Мужики подтащили пленника и силой поставили его на колени перед хозяйкой.
– Ну! – сурово потребовала помещица. – Целуй! Вымаливай прощение. К благородству и щедрости моей уповай.
Один из охранников сгреб заскорузлой пятерней волосы на темени Крапивина и силой начал гнуть его голову к земле. Неожиданно собравшийся на дворе народ услышал громкий и веселый голос непокорного земляка:
– Наша барыня Варвара – благородна и щедра. Держит сына в черном теле, плеткой лечит от греха.
Сильнее обидеть барыню было трудно. Владея огромным состоянием и пятью сотнями душ, она при этом была патологически скупа и действительно ничего не посылала единственному сыну, служившему во флоте. Из-за этого он давно прекратил с матерью какие-либо отношения. Старуху это сильно огорчало, но что-то изменить в себе она не желала, во всем обвиняя неблагодарное чадо. В доме если и вспоминали о молодом барине, то лишь для того, чтобы пожалеть его бедную матушку, невинно страдающую от сыновней черствости. Всю накопившуюся обиду помещица вымещала плетью на своей челяди.

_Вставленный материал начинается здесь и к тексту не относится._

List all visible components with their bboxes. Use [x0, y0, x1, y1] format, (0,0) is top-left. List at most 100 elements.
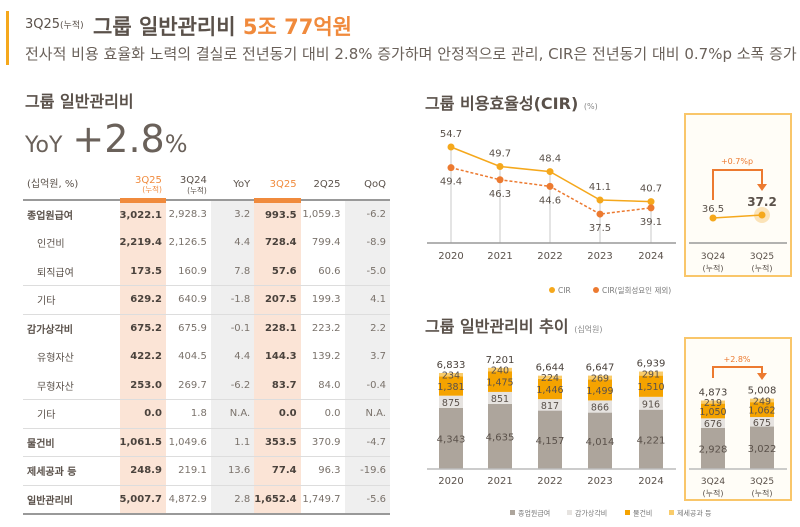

Поэтому собравшиеся во дворе господского дома люди похолодели от ужаса, услышав то, о чем часто перешептывались между собой, но не смели даже думать в присутствии барыни и ее приближенных. Все понимали, что насмешка очень дорого обойдется острослову.
В первую секунду помещица опешила от неожиданности. Затем, побагровев лицом, выдавила с ненавистью:
– Закопайте его в землю. Живьем!
– И все-таки мы, Крапивины, не рабы! – прокричал приговоренный без страха, с веселостью успевшего хорошо погулять смертника.
Старуха ушла в дом. Не зная, на ком еще сорвать злобу, она приказала дать кнута также брату и отцу оскорбившего ее мерзавца:
– Все они подлое семя! Дед его Федор Крапивин был неисправимым беглецом – три года числился в бегах, еле поймали. Отец его Фрол тоже два раза убегал. Думала, хоть сын – тщедушный Митька – хозяев почитать станет. Так нет, сколько его ни били, все равно дурь из башки не выбили. Вон в какого мерзавца вырос. Видно, поганая кровь Крапивиных только такие ядовитые всходы дает. Ну ничего, сегодня я положу конец сорняковому роду! Всех с глаз долой – кого в солдаты сдам, а кого продам. Чтобы воспоминания о них не осталось. А этого Митьку надо так наказать, чтобы всем неповадно было. Бейте его, ребятки, до полусмерти, а потом закопайте возле дороги, по которой мужики на сенокос ходят, чтобы каждый знал и помнил мой суд.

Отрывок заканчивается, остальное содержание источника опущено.